Winter is almost over, kids are back in school and evenings are getting lighter. Now is the perfect moment to give our gardens the love and support they need to revive from the cold winter weather. More so, now is the opportunity to convert it to an eco-friendly garden that can survive throughout the year. Here is my guide to keeping your garden blooming all year long, while keeping carbon footprints low.
Choose artificial grass
This might seem like slap in the face for some gardening aficionados but it’s a necessary move to create a more eco-friendly yard. There is a lot of evidence to support the idea that artificial grass is much better for the environment than the constant upkeep of real grass.
First of all, it does not require pesticides or fertilizer to look bright and beautiful. During winter, grass tends to die or dry out. In despair, many people buy chemical products to keep the grass alive, but these products can damage the environment and even the ozone layer. With artificial grass, the whole backyard stays green and looking healthy all year round without risking the environment.
Additionally, artificial grass does not require any mowing, which saves on pollutants and energy. Best but not least, the amount of water your home uses to keep a beautiful lawn decreases significantly. Grass can be one of the most water-hungry uses in the home, accounting for one-third of residential water use.
Use strong, durable planters
It’s a little known fact that flower pots can have an effect on the eco-friendliness of your garden. For example, the ever-popular clay pots are porous so they dry out very fast, especially as weather gets hotter. That can increase your home’s water use as you have to consistently water your plants to make up for the dryness.

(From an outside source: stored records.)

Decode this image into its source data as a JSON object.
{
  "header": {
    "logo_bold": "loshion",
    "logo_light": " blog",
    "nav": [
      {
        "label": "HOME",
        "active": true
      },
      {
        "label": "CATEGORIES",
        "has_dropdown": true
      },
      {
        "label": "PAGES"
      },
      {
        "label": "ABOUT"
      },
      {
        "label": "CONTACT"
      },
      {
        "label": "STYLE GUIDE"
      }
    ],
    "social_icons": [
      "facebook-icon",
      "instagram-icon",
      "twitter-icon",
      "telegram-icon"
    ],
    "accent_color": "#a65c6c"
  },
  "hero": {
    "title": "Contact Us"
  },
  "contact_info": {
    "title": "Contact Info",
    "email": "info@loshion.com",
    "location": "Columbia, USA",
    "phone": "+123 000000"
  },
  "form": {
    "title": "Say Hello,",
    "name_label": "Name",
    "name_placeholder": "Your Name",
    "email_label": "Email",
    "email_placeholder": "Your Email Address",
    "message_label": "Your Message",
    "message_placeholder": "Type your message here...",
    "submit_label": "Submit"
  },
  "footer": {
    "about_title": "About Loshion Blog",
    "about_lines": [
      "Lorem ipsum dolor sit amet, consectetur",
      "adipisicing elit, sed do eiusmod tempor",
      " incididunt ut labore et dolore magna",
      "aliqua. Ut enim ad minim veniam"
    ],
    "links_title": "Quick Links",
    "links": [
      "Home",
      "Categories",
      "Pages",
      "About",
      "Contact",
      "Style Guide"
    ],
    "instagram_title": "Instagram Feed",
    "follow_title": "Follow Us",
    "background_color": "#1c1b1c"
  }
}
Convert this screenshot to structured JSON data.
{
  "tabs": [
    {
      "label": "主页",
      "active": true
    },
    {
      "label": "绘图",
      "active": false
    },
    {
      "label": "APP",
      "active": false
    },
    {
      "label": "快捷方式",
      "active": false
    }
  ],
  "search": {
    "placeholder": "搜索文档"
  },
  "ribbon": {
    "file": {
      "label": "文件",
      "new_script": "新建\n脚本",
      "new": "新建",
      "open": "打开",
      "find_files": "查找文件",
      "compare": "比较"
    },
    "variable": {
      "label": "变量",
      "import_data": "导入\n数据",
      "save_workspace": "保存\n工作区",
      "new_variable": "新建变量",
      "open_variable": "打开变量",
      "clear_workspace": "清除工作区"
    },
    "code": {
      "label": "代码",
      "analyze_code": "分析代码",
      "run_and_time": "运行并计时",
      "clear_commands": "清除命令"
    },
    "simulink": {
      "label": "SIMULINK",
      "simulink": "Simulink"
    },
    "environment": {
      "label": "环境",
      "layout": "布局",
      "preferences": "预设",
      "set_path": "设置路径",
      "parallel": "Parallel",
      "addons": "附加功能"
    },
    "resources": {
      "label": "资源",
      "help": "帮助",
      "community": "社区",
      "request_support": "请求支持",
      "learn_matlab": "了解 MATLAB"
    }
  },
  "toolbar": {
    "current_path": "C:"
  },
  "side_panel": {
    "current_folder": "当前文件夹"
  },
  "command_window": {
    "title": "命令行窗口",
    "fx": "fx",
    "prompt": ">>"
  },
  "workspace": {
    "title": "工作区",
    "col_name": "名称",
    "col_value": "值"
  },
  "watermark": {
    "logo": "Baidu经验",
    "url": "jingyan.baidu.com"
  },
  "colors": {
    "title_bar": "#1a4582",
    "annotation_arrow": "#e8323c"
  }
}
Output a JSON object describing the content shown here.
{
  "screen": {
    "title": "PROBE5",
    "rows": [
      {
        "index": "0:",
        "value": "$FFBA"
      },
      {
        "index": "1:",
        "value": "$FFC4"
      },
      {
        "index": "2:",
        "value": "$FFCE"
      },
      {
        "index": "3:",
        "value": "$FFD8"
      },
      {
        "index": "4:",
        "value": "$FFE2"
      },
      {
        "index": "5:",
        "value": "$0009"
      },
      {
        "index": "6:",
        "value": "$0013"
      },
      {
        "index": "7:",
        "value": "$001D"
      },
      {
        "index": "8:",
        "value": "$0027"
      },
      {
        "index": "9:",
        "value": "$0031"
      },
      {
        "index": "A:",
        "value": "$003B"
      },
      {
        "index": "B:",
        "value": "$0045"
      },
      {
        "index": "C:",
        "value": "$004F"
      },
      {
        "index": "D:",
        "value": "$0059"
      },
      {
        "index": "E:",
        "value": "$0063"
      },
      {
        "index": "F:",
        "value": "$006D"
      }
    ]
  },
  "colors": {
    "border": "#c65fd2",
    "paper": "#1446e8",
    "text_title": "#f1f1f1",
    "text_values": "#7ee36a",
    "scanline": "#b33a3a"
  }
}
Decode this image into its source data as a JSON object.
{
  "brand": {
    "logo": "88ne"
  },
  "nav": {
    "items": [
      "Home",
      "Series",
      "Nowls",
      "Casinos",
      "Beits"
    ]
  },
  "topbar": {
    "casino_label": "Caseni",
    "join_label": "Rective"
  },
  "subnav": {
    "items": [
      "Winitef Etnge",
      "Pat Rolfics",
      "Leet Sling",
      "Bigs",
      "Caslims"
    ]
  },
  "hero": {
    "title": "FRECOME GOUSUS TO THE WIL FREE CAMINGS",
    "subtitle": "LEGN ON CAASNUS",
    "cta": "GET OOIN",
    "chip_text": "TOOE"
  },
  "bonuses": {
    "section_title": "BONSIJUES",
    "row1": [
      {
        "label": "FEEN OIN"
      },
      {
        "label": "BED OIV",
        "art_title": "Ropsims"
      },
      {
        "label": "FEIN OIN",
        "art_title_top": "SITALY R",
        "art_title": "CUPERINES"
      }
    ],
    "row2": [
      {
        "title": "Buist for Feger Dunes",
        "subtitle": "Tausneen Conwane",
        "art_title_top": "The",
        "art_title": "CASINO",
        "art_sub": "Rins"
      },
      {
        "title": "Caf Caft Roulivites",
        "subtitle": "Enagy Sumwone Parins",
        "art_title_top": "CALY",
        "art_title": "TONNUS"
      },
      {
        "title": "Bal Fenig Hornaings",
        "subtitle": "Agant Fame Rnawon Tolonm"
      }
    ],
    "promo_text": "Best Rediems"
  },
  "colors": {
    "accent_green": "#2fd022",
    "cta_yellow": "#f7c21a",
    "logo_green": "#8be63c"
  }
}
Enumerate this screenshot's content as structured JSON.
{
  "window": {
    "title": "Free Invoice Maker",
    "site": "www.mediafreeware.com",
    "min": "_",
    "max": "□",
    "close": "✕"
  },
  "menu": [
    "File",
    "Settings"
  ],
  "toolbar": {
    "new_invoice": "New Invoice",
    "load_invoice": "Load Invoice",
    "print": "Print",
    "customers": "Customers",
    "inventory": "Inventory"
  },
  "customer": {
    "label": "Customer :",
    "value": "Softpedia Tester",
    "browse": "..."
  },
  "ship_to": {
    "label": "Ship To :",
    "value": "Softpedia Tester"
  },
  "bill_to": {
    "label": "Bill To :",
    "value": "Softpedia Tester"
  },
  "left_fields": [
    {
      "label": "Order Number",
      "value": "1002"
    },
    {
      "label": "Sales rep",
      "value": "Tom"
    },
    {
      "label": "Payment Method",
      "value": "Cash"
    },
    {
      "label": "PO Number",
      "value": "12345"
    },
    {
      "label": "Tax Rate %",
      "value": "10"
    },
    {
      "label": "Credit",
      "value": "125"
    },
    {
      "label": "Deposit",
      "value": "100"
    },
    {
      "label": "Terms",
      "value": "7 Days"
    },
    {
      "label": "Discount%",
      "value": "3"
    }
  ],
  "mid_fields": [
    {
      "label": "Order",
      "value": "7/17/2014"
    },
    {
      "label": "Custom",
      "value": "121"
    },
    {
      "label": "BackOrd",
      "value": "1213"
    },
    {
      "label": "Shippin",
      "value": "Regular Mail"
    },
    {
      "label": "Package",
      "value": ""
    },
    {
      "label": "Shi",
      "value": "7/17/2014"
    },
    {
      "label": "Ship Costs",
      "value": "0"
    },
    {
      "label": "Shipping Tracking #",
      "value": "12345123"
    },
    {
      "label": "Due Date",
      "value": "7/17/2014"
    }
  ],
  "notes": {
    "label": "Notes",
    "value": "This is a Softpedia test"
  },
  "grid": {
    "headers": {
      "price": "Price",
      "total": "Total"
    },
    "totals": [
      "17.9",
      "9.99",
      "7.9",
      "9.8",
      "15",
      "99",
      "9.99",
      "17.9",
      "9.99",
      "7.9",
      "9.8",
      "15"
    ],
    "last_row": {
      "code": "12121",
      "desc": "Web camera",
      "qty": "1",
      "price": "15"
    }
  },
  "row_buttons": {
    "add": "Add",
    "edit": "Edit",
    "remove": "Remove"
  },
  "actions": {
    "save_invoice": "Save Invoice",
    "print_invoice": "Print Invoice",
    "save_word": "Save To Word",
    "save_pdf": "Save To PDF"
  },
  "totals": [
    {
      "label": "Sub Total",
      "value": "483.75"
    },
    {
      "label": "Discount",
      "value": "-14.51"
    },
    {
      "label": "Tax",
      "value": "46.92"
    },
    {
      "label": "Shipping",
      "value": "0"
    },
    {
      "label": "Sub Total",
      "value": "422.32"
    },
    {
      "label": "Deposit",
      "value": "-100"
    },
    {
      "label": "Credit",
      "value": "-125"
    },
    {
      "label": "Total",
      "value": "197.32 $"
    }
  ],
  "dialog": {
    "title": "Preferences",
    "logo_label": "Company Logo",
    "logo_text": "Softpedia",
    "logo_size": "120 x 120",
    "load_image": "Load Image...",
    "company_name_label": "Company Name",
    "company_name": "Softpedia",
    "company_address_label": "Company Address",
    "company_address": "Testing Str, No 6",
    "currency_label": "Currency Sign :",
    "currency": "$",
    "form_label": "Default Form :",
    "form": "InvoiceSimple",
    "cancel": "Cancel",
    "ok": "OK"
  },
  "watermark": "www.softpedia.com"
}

A better idea is to opt for different kinds of planters, such as fibreglass, plastic or stainless steel. They offer the strength of the clay pot but maintain water for longer. They also keep plants healthier because they are UV-resistant and the material is resilient enough to survive through both cold winters and hot, humid summers.
Make a compost heap
In a hidden corner of your garden, create a compost heap where you can collect food waste and other organic material that is decomposing. This material adds nutrients to soil, with the added bonus of being eco-friendly as it puts waste into good use, rather than filling up landfills.
You can add material such as shredded paper, egg shells, fruits and vegetables, dead leaves, coffee grounds and even leftover meals [non-meat or dairy items].
Rather than buying new items for the garden, try to think twice about your carbon footprint and how you can reduce it. Reuse items from your home, from neighbours or friends, or even from your garden. Decorative items can be bought second-hand at garage sales and online, and they can look as good as new. Sites like Freecycle offer free-to-take goodies, including gardening supplies that are no longer necessary to the owner.
Some creativity can go a long way with recycling and reusing materials. For example, some gardeners use plastic bottles as seedling protectors by cutting the base of the bottles and placing them over the seedling patch.
Whether you’re looking to become more eco-friendly or revive your garden so it’s once again colourful and welcoming, always remember that there are many ways to do so without damaging the environment.